Cela dit, force est de reconnaitre que le système des doubles domiciles fait sens dès lors qu’il représente un processus évolutif suivi d’un processus involutif, en sens inverse. Mais nous pensons que la meilleure formule consisterait à attribuer à chaque saison une planète : les planètes dites intérieures Vénus (taureau) au printemps, Mercure (vierge) à l’Eté, et les planètes extérieures (à l’orbite terrestre et à la révolution supérieure à un an) Mars (Scorpion) à l’automne et Jupiter (poissons) à l’Hiver, autour d’un pôle représentant les curseurs (Soleil-Lune (Cancer-Lion) et Saturne (Capricorne- verseau). En fait, il s’agit bien d’un système à quatre temps si l’on distingue entre les planètes-symboles (Mercure-Vénus-Mars-Jupiter) et les planètes actives. (Luminaires-Saturne). Les premières n’intéressent pas l’astrologie par leur mouvement mais par leur position céleste inchangée spatialement les unes par rapport aux autres. Entendons que le fait que des planètes portent les noms de ces quatre dieux n’implique pas qu’on les considérera du point de vue de leur parcours sur le zodiaque à la différence des lunaisons et de Saturne. En ce sens, le dispositif des domiciles, des exaltations mais aussi celui de la semaine (où l’on commence avec les luminaires et termine avec Saturne, le dimanche (Sunday) étant en fait le premier jour de la semaine, dans la tradition juive, Yom Rishon) atteste de ce distinguo entre ces deux catégories d’astres : on rappellera que les luminaires ne portent pas de noms de dieux dans la tradition astrologique. Quant à Saturne, il est en retrait par rapport au monde de l’Olympe. Ajoutons à propos des jours de la semaine (mais cela vaut aussi pour les heures planétaires) que cela n’a rien à voir avec une quelconque réalité astronomique. Le rapport Astrologie-Astronomie est donc bel et bien duel, on pourrait dire que la Lune et Saturne sont des astres masculins et que le quatuor Mercure-vénus –Mars-Jupiter est féminin.
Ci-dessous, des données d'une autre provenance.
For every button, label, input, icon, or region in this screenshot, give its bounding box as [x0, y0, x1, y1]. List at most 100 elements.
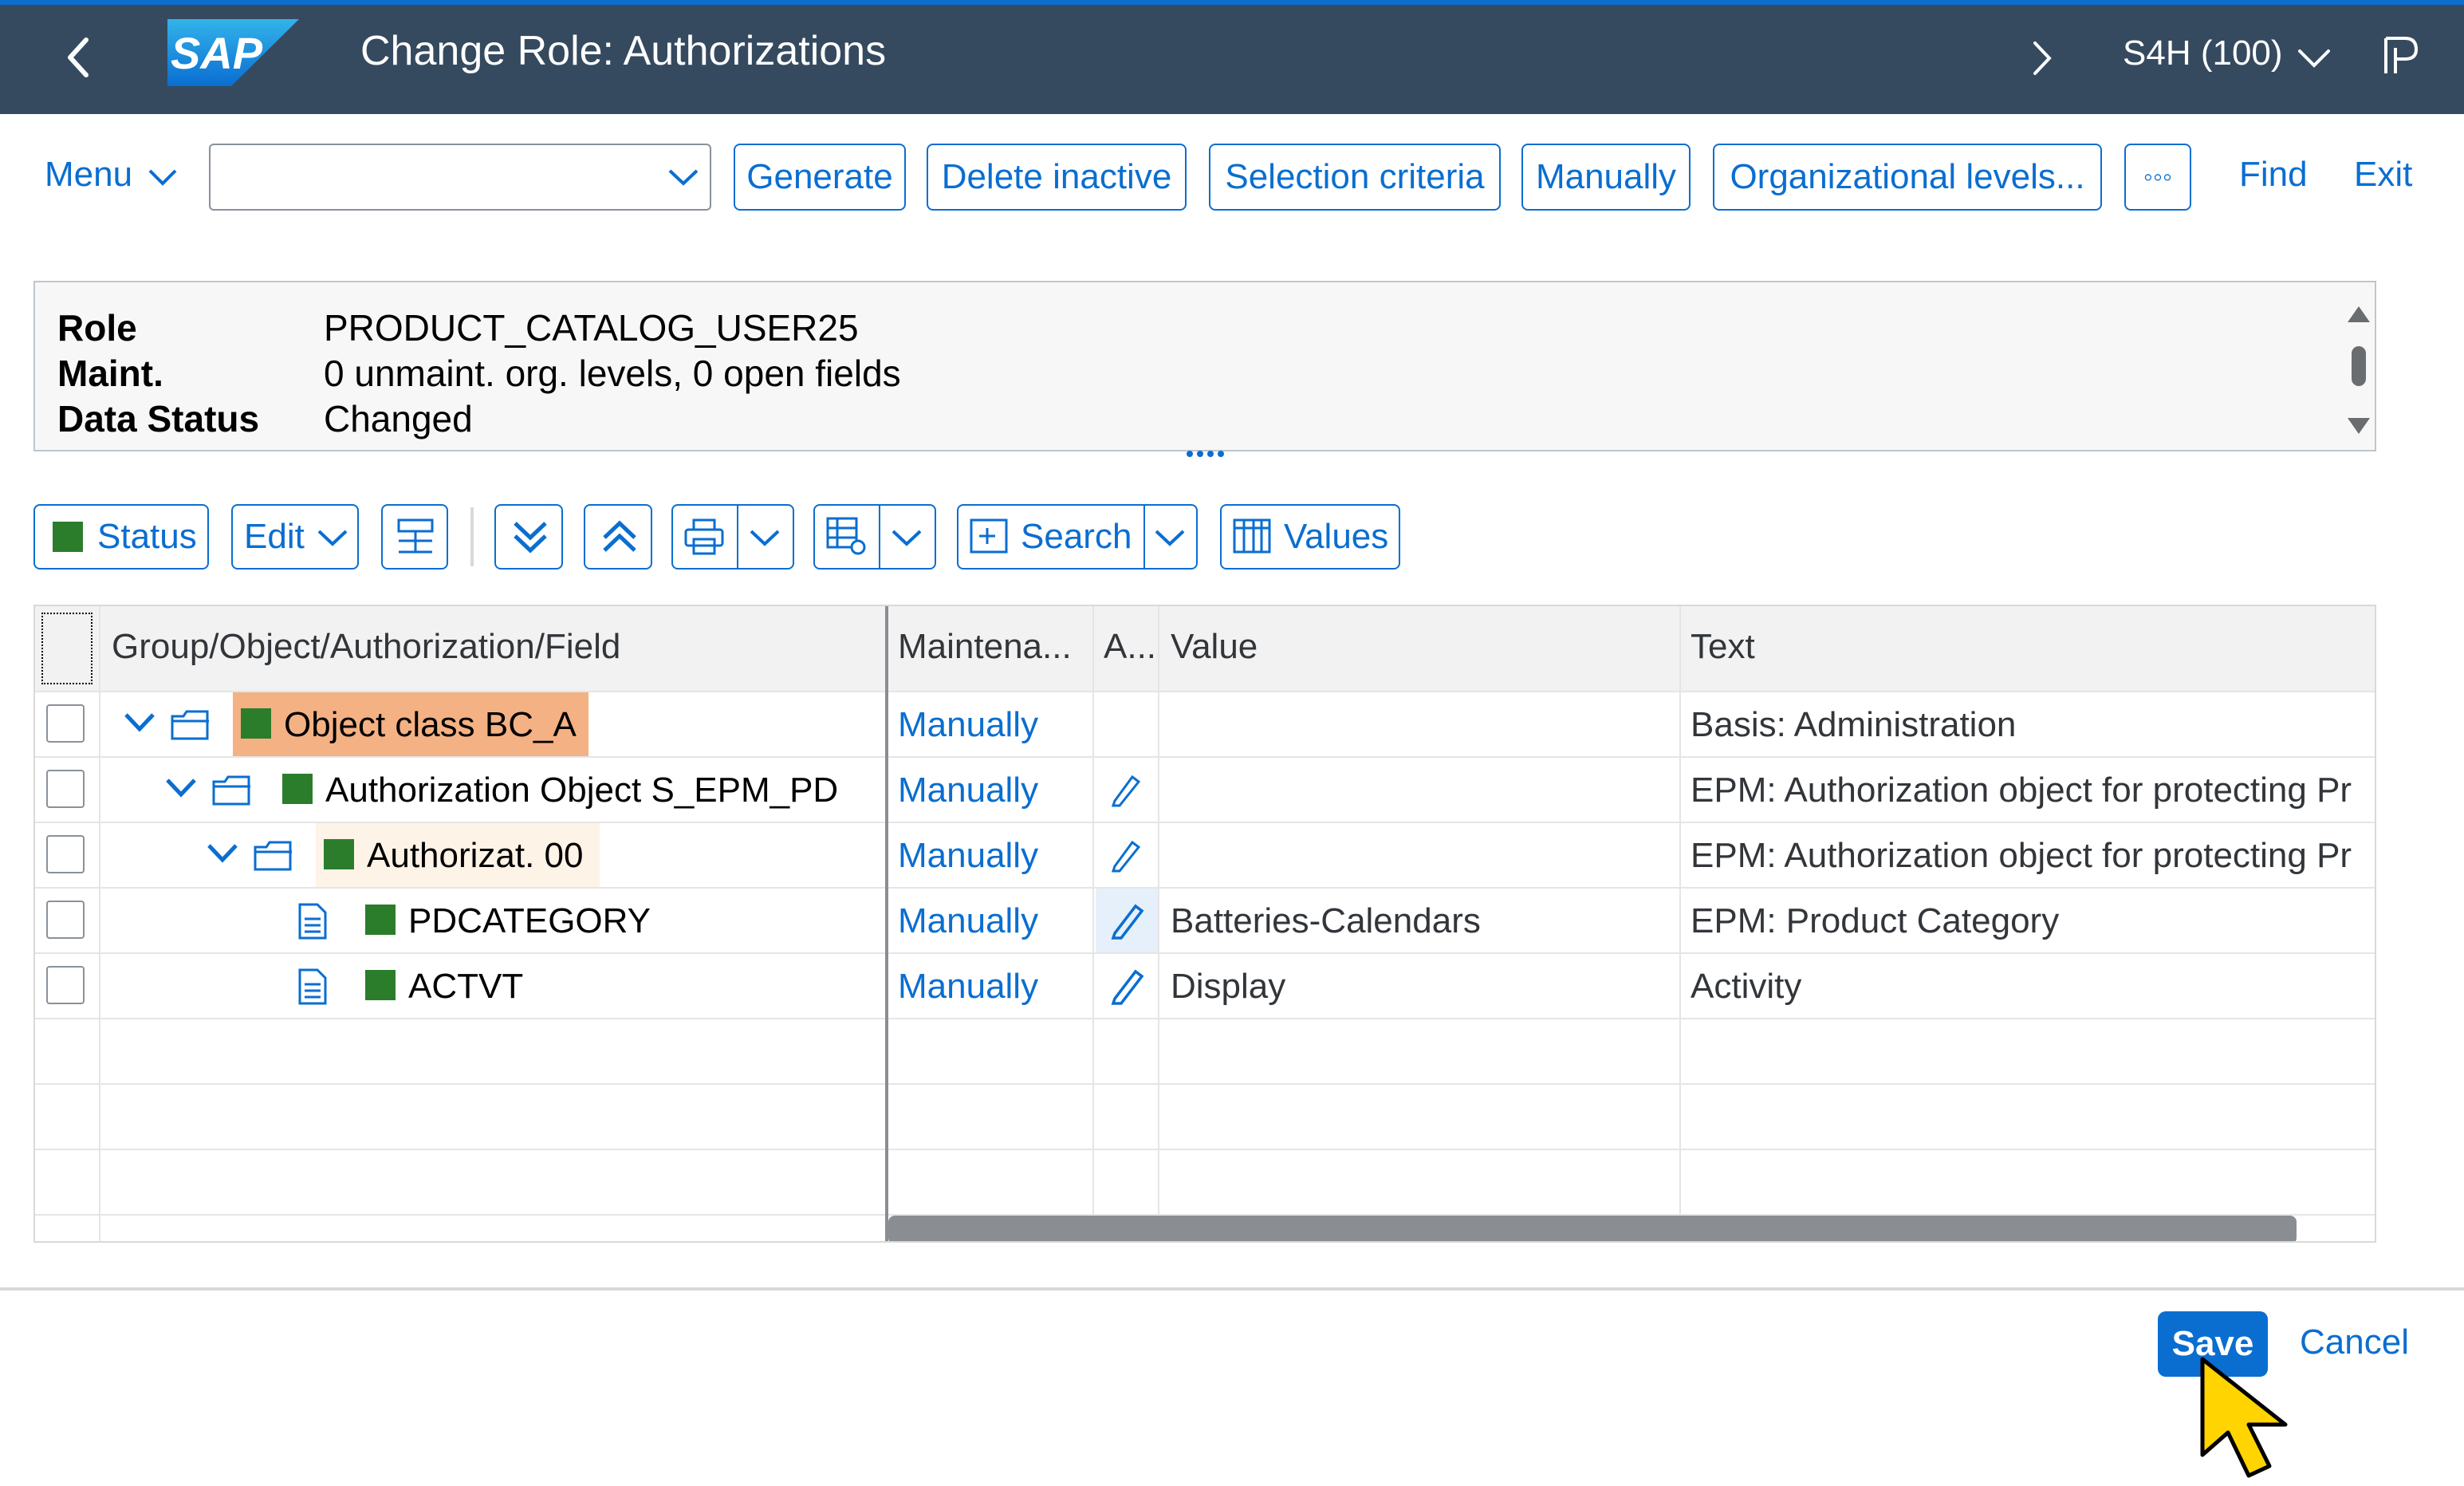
chevron-right-icon[interactable]: [2030, 40, 2054, 77]
sap-logo: SAP: [167, 19, 299, 86]
row-checkbox[interactable]: [46, 966, 85, 1004]
double-chevron-up-icon: [603, 520, 636, 552]
pencil-icon[interactable]: [1108, 967, 1147, 1005]
status-green-icon: [365, 970, 396, 1000]
status-green-icon: [324, 839, 354, 869]
column-header-node[interactable]: Group/Object/Authorization/Field: [112, 627, 620, 667]
search-label: Search: [1021, 517, 1132, 556]
exit-link[interactable]: Exit: [2354, 155, 2412, 195]
chevron-down-icon[interactable]: [123, 711, 156, 735]
values-label: Values: [1284, 517, 1389, 556]
folder-open-icon: [254, 841, 292, 871]
organizational-levels-button[interactable]: Organizational levels...: [1713, 144, 2102, 211]
chevron-down-icon: [750, 530, 780, 546]
chevron-down-icon: [317, 530, 348, 546]
generate-button[interactable]: Generate: [734, 144, 906, 211]
maintenance-link[interactable]: Manually: [898, 967, 1038, 1007]
authorization-tree-table: Group/Object/Authorization/Field Mainten…: [33, 605, 2376, 1243]
chevron-down-icon[interactable]: [164, 777, 198, 801]
resize-handle[interactable]: [1185, 448, 1226, 459]
find-link[interactable]: Find: [2239, 155, 2308, 195]
document-icon: [298, 968, 327, 1005]
page-title: Change Role: Authorizations: [360, 28, 887, 74]
column-header-text[interactable]: Text: [1691, 627, 1755, 667]
double-chevron-down-icon: [514, 522, 547, 554]
edit-menu-button[interactable]: Edit: [231, 504, 359, 570]
pencil-icon[interactable]: [1108, 901, 1147, 940]
chevron-down-icon: [1155, 530, 1185, 546]
data-status-value: Changed: [324, 398, 473, 439]
folder-open-icon: [212, 775, 250, 806]
maintenance-link[interactable]: Manually: [898, 901, 1038, 941]
node-label: ACTVT: [408, 967, 524, 1006]
data-status-label: Data Status: [57, 398, 260, 439]
collapse-all-button[interactable]: [584, 504, 652, 570]
maintenance-link[interactable]: Manually: [898, 771, 1038, 810]
layout-menu-button[interactable]: [813, 504, 936, 570]
shell-bar: SAP Change Role: Authorizations S4H (100…: [0, 0, 2464, 114]
pencil-icon[interactable]: [1108, 772, 1143, 807]
panel-scrollbar[interactable]: [2344, 303, 2373, 439]
status-green-icon: [282, 774, 313, 804]
maintenance-link[interactable]: Manually: [898, 705, 1038, 745]
print-menu-button[interactable]: [671, 504, 794, 570]
node-label: PDCATEGORY: [408, 901, 651, 940]
status-green-icon: [365, 905, 396, 935]
column-header-maintenance[interactable]: Maintena...: [898, 627, 1072, 667]
text-cell: EPM: Authorization object for protecting…: [1691, 771, 2352, 810]
maint-label: Maint.: [57, 353, 163, 394]
column-header-a[interactable]: A...: [1104, 627, 1156, 667]
expand-all-button[interactable]: [494, 504, 563, 570]
system-selector[interactable]: S4H (100): [2123, 34, 2283, 73]
toolbar-separator: [470, 507, 474, 566]
maint-value: 0 unmaint. org. levels, 0 open fields: [324, 353, 901, 394]
row-checkbox[interactable]: [46, 901, 85, 939]
text-cell: EPM: Authorization object for protecting…: [1691, 836, 2352, 875]
table-values-icon: [1233, 518, 1271, 554]
row-checkbox[interactable]: [46, 835, 85, 873]
search-icon: [970, 518, 1008, 554]
selection-criteria-button[interactable]: Selection criteria: [1209, 144, 1501, 211]
search-menu-button[interactable]: Search: [957, 504, 1198, 570]
table-row[interactable]: Authorization Object S_EPM_PD Manually E…: [35, 758, 2375, 822]
pencil-icon[interactable]: [1108, 838, 1143, 873]
technical-names-button[interactable]: [381, 504, 448, 570]
delete-inactive-button[interactable]: Delete inactive: [927, 144, 1187, 211]
menu-button[interactable]: Menu: [45, 155, 177, 195]
row-checkbox[interactable]: [46, 704, 85, 743]
back-arrow-icon[interactable]: [62, 35, 94, 80]
chevron-down-icon[interactable]: [206, 842, 239, 866]
command-field[interactable]: [209, 144, 711, 211]
horizontal-scrollbar[interactable]: [888, 1216, 2297, 1241]
select-all-cell[interactable]: [41, 613, 92, 684]
table-row[interactable]: Object class BC_A Manually Basis: Admini…: [35, 692, 2375, 756]
dropdown-chevron-icon[interactable]: [667, 168, 700, 188]
grid-settings-icon: [826, 517, 866, 555]
manually-button[interactable]: Manually: [1521, 144, 1691, 211]
print-icon: [684, 518, 724, 555]
status-button[interactable]: Status: [33, 504, 209, 570]
logo-text: SAP: [171, 28, 263, 78]
cancel-button[interactable]: Cancel: [2300, 1322, 2409, 1362]
row-checkbox[interactable]: [46, 770, 85, 808]
table-row[interactable]: PDCATEGORY Manually Batteries-Calendars …: [35, 889, 2375, 952]
mouse-pointer-icon: [2200, 1357, 2288, 1478]
hierarchy-icon: [397, 518, 434, 554]
edit-label: Edit: [244, 517, 305, 556]
chevron-down-icon: [892, 530, 922, 546]
personalization-icon[interactable]: [2381, 34, 2423, 78]
table-row[interactable]: ACTVT Manually Display Activity: [35, 954, 2375, 1018]
status-label: Status: [97, 517, 197, 556]
text-cell: Basis: Administration: [1691, 705, 2017, 744]
node-label: Authorization Object S_EPM_PD: [325, 771, 839, 810]
maintenance-link[interactable]: Manually: [898, 836, 1038, 876]
chevron-down-icon[interactable]: [2297, 46, 2332, 70]
text-cell: Activity: [1691, 967, 1802, 1006]
role-header-panel: Role PRODUCT_CATALOG_USER25 Maint. 0 unm…: [33, 281, 2376, 451]
document-icon: [298, 903, 327, 940]
node-label: Authorizat. 00: [367, 836, 584, 875]
more-button[interactable]: ◦◦◦: [2124, 144, 2191, 211]
column-header-value[interactable]: Value: [1171, 627, 1258, 667]
values-button[interactable]: Values: [1220, 504, 1400, 570]
table-row[interactable]: Authorizat. 00 Manually EPM: Authorizati…: [35, 823, 2375, 887]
Pour en revenir au débat actuel (voir le site La raison et l’Astrologie) concernant les horoscopes des journaux, nous dirons que pour nous il existe trois astrologies, celle qui s’articule sur la formation des lunaisons et qui découpe 12 secteurs, laquelle astrologie ne coïncide d’ailleurs nullement avec l’entrée du soleil dans un signe (comme le font les dits horoscopes) qui en dérive, une autre qui s’intéresse aux conjonctions Saturnes-étoiles fixes royales qui est une transposition de la première et enfin, l’astrologie du thème natal qui ne respecte plus de cycle central et qui nous apparait, de loin, comme la plus contraire à l’esprit de l’astrologie. Or, au lieu d’opposer à la première forme d’astrologie la deuxième, on lui oppose une troisième qui, elle, bafoue l’idée d’un cycle central, qui est au cœur même de toute vraie problématique astrologique, du fait qu’elle considère le ciel comme un espace englobant tout ce qui s’y trouve et non comme un espace traversé par un cycle, lequel se perpétue en franchissant un nombre infini de configurations qui sont autant d’épiphénomènes. On sait que le grand reproche qui est fait par les astrologues « sérieux » est le caractère général des descriptions mais là encore, il s’agit d’un contresens, le propre de l’astrologie étant en effet de montrer les récurrences et les similitudes par delà la diversité apparente des choses, des gens, des événements. Il n’y a d’astrologie que du général.